Desde la perspectiva fisiológica el aborto es ovular si ocurre en el primer mes de embarazo, es embrionario si se presenta entre el segundo y el tercer mes, y fetal a partir del cuarto mes.

De lo antes expuesto se deduce que el aborto puede ser accidental y por situaciones ajenas a la voluntad de la madre. Tenemos el espontáneo, que ocurre de forma natural y que también podría estar asociado a problemas de salud recurrentes de la embarazada. También está el terapéutico, que es cuando se interrumpe el proceso de la concepción, porque de continuar su desarrollo podría causarle la muerte a la madre o ambos morirán de todos modos. Y finalmente, el aborto criminal, que es el realizado con la intencionalidad manifiesta sin fines médicos o terapéuticos.
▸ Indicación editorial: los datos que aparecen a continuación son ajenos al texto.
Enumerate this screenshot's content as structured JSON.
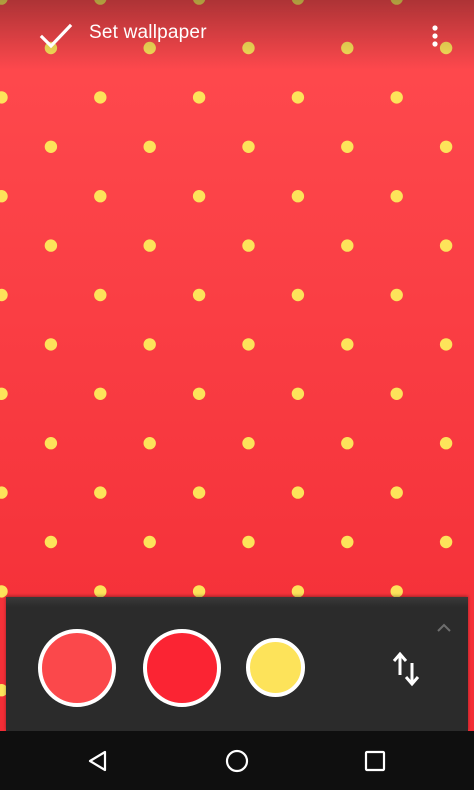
{
  "toolbar": {
    "title": "Set wallpaper",
    "confirm_icon": "check-icon",
    "menu_icon": "more-vert-icon"
  },
  "wallpaper": {
    "pattern": "polka-dots",
    "background_color_top": "#ff4b4f",
    "background_color_bottom": "#f22a33",
    "dot_color": "#fde35a"
  },
  "color_panel": {
    "swatches": [
      {
        "name": "color-1",
        "color": "#fb484b"
      },
      {
        "name": "color-2",
        "color": "#fb2433"
      },
      {
        "name": "color-3",
        "color": "#fde35a"
      }
    ],
    "swap_icon": "swap-vert-icon",
    "collapse_icon": "chevron-up-icon",
    "background": "#2b2b2b"
  },
  "navigation_bar": {
    "back_icon": "back-triangle-icon",
    "home_icon": "home-circle-icon",
    "recents_icon": "recents-square-icon"
  }
}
Este delito es contra el embrión o feto y por su naturaleza pone en peligro los siguientes bienes jurídicos que protege la ley: la vida del que está por nacer, el interés del Estado en la natalidad, y la salud y vida de la madre embarazada.
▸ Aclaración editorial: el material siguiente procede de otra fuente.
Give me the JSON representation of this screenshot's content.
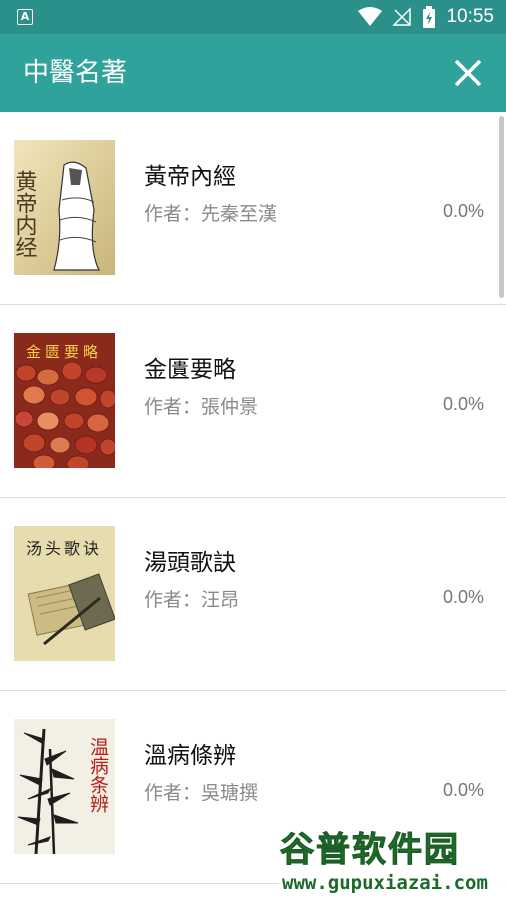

Nuestro Código Penal castiga la práctica del Aborto bajo las siguientes premisas:
T Quien lo provoque con el consentimiento de la madre: La madre autoriza a otra persona que le interrumpa el embarazo, dicha persona puede ser cualquiera, inclusive un médico o sanitario. En esta situación tanto la madre como el que lo realizó serán condenados a pena de prisión.
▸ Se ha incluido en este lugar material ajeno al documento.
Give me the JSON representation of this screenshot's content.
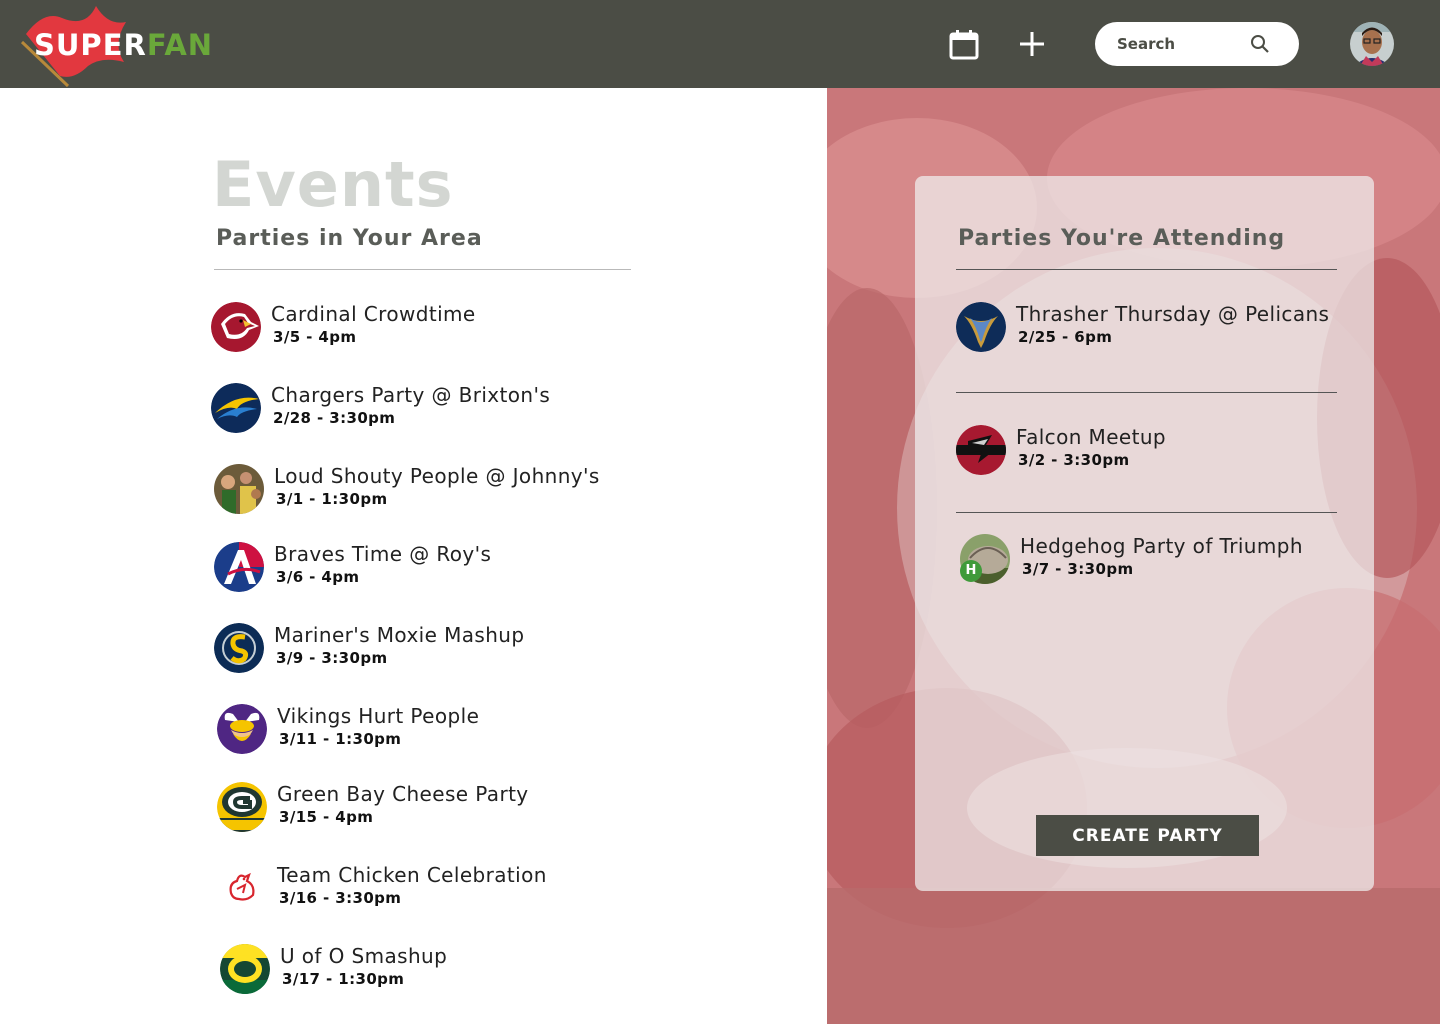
{
  "header": {
    "logo_super": "SUPER",
    "logo_fan": "FAN",
    "search": {
      "placeholder": "Search"
    }
  },
  "page": {
    "title": "Events",
    "nearby_heading": "Parties in Your Area",
    "attending_heading": "Parties You're Attending"
  },
  "nearby": [
    {
      "name": "Cardinal Crowdtime",
      "date": "3/5 - 4pm",
      "icon": "cardinals-logo-icon"
    },
    {
      "name": "Chargers Party @ Brixton's",
      "date": "2/28 - 3:30pm",
      "icon": "chargers-logo-icon"
    },
    {
      "name": "Loud Shouty People @ Johnny's",
      "date": "3/1 - 1:30pm",
      "icon": "crowd-photo-icon"
    },
    {
      "name": "Braves Time @ Roy's",
      "date": "3/6 - 4pm",
      "icon": "braves-logo-icon"
    },
    {
      "name": "Mariner's Moxie Mashup",
      "date": "3/9 - 3:30pm",
      "icon": "mariners-logo-icon"
    },
    {
      "name": "Vikings Hurt People",
      "date": "3/11 - 1:30pm",
      "icon": "vikings-logo-icon"
    },
    {
      "name": "Green Bay Cheese Party",
      "date": "3/15 - 4pm",
      "icon": "packers-logo-icon"
    },
    {
      "name": "Team Chicken Celebration",
      "date": "3/16 - 3:30pm",
      "icon": "chicken-logo-icon"
    },
    {
      "name": "U of O Smashup",
      "date": "3/17 - 1:30pm",
      "icon": "oregon-logo-icon"
    }
  ],
  "attending": [
    {
      "name": "Thrasher Thursday @ Pelicans",
      "date": "2/25 - 6pm",
      "icon": "thrashers-logo-icon"
    },
    {
      "name": "Falcon Meetup",
      "date": "3/2 - 3:30pm",
      "icon": "falcons-logo-icon"
    },
    {
      "name": "Hedgehog Party of Triumph",
      "date": "3/7 - 3:30pm",
      "icon": "hedgehog-photo-icon",
      "badge": "H"
    }
  ],
  "actions": {
    "create_party": "CREATE PARTY"
  },
  "colors": {
    "header_bg": "#4b4d45",
    "brand_red": "#e2383f",
    "brand_green": "#6aa83a",
    "hero_tint": "#c9777a"
  }
}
T Que el aborto sea causado directamente por la propia embarazada. De ser así y debidamente comprobado que ella se lo motivó será sancionada con pena de prisión. El fondo del asunto es precisamente demostrar que la propia madre por algún acto voluntario e intencional, sea mecánico, físico, o por el consumo de bebidas o sustancias, productos naturales o médicas, indujo a su propio aborto.

T Quien sin el consentimiento expreso de la embarazada provoque el aborto, sea cualquier persona o un profesional de la salud. Éstos serán penados.

T Si la embarazada se opone a la práctica abortiva, pero aun así se le realiza con violencia o intimidación, se aplicará la pena de prisión al sujeto activo, sea o no profesional de la salud.

T Si se realiza el aborto valiéndose para ello de engaño a la embarazada, la cual no ha dado su consentimiento o autorización para ello, se castigará con prisión al que lo ejecuto, sea o no profesional de la salud.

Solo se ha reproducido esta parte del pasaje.